- Birch Cooley Township, Minnesota Location within the state of Minnesota Birch Cooley Township, Minnesota Birch Cooley Township, Minnesota (the United States)
- Coordinates: 44°34′10″N 94°55′23″W﻿ / ﻿44.56944°N 94.92306°W
- Country: United States
- State: Minnesota
- County: Renville

Area
- • Total: 41.5 sq mi (107.4 km^{2})
- • Land: 41.5 sq mi (107.4 km^{2})
- • Water: 0 sq mi (0.0 km^{2})
- Elevation: 1,030 ft (314 m)

Population (2000)
- • Total: 257
- • Density: 6.2/sq mi (2.4/km^{2})
- Time zone: UTC-6 (Central (CST))
- • Summer (DST): UTC-5 (CDT)
- FIPS code: 27-05968
- GNIS feature ID: 0663594

= Birch Cooley Township, Renville County, Minnesota =

Birch Cooley Township is a township in Renville County, Minnesota, United States. The population was 257 at the 2000 census.

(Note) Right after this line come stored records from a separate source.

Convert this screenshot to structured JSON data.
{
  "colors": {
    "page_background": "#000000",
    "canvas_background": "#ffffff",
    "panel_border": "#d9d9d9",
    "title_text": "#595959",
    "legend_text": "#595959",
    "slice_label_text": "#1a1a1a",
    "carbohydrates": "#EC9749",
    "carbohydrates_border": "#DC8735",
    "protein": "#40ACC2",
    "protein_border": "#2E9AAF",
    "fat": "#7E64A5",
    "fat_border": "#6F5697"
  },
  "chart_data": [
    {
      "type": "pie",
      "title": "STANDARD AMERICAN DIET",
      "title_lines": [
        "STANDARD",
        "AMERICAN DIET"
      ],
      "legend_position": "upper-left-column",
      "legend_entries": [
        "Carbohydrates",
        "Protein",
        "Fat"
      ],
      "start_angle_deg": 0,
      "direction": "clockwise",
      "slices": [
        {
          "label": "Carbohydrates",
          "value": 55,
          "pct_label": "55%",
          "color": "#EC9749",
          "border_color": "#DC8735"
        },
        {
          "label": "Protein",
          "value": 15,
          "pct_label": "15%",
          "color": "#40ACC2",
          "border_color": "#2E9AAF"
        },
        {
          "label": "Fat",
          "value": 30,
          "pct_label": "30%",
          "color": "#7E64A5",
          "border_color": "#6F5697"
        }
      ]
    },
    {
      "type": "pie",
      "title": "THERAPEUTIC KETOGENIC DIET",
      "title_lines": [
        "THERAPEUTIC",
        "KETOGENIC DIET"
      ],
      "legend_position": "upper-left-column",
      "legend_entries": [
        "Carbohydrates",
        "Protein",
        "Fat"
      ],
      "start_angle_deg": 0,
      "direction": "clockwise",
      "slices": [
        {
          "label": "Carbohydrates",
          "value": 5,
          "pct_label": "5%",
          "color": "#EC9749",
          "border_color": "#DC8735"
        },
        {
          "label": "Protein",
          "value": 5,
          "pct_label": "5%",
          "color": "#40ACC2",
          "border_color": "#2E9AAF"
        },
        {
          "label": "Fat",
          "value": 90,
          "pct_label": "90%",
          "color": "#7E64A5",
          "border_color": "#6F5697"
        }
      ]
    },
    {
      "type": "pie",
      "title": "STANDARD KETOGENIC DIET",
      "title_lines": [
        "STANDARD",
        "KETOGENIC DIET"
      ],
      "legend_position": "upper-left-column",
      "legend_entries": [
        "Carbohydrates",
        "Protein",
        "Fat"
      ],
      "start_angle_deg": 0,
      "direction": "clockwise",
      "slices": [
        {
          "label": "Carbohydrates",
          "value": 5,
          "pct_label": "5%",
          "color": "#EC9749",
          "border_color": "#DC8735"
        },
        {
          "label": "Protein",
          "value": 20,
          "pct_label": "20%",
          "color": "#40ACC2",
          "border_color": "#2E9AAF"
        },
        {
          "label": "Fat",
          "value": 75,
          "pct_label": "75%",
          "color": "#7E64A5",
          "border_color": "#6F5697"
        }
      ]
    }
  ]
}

Birch Cooley Township was organized in 1867, and named after Birch Coulee Creek.

== History ==
Birch Cooley Township was the site of some of the heaviest fighting of the 1862 Dakota War due to its location directly across the Minnesota River from the Lower Sioux Agency. The Battle of Redwood Ferry and Battle of Birch Coulee both took place within the township. The Birch Coulee Battlefield historic site is located in the township.

==Geography==

According to the United States Census Bureau, the township has a total area of 41.5 sqmi, of which 41.5 sqmi is land and 0.02% is water.

==Demographics==
As of the census of 2000, there were 257 people, 95 households, and 68 families residing in the township. The population density was 6.2 PD/sqmi. There were 98 housing units at an average density of 2.4 /sqmi. The racial makeup of the township was 95.33% White, 1.56% Native American, 0.39% Asian, 2.33% from other races, and 0.39% from two or more races. Hispanic or Latino of any race were 2.33% of the population.

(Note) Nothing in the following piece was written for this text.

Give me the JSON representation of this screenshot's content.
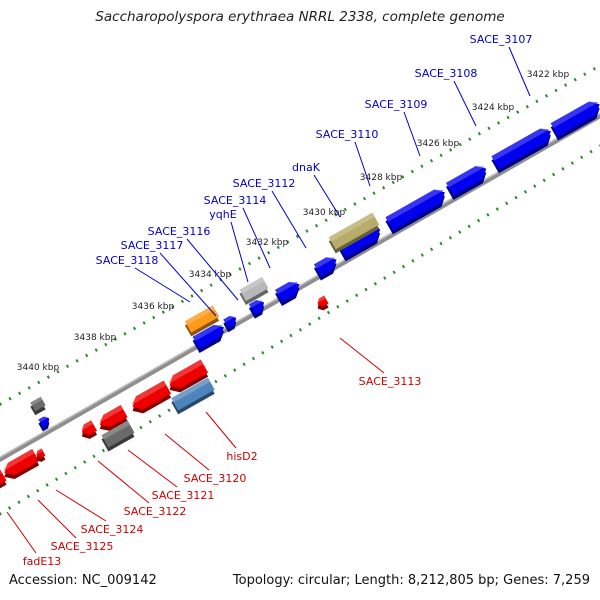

There were 95 households, out of which 35.8% had children under the age of 18 living with them, 67.4% were married couples living together, 3.2% had a female householder with no husband present, and 28.4% were non-families. 23.2% of all households were made up of individuals, and 12.6% had someone living alone who was 65 years of age or older. The average household size was 2.71 and the average family size was 3.29.

In the township the population was spread out, with 31.9% under the age of 18, 4.7% from 18 to 24, 30.0% from 25 to 44, 19.8% from 45 to 64, and 13.6% who were 65 years of age or older. The median age was 36 years. For every 100 females, there were 104.0 males. For every 100 females age 18 and over, there were 103.5 males.

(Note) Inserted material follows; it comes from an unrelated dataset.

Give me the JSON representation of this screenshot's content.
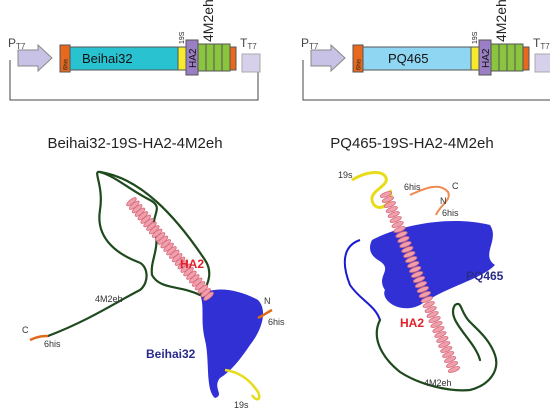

The median income for a household in the township was $46,111, and the median income for a family was $45,893. Males had a median income of $27,292 versus $21,364 for females. The per capita income for the township was $15,827. About 11.3% of families and 10.9% of the population were below the poverty line, including 10.3% of those under the age of eighteen and 21.4% of those 65 or over.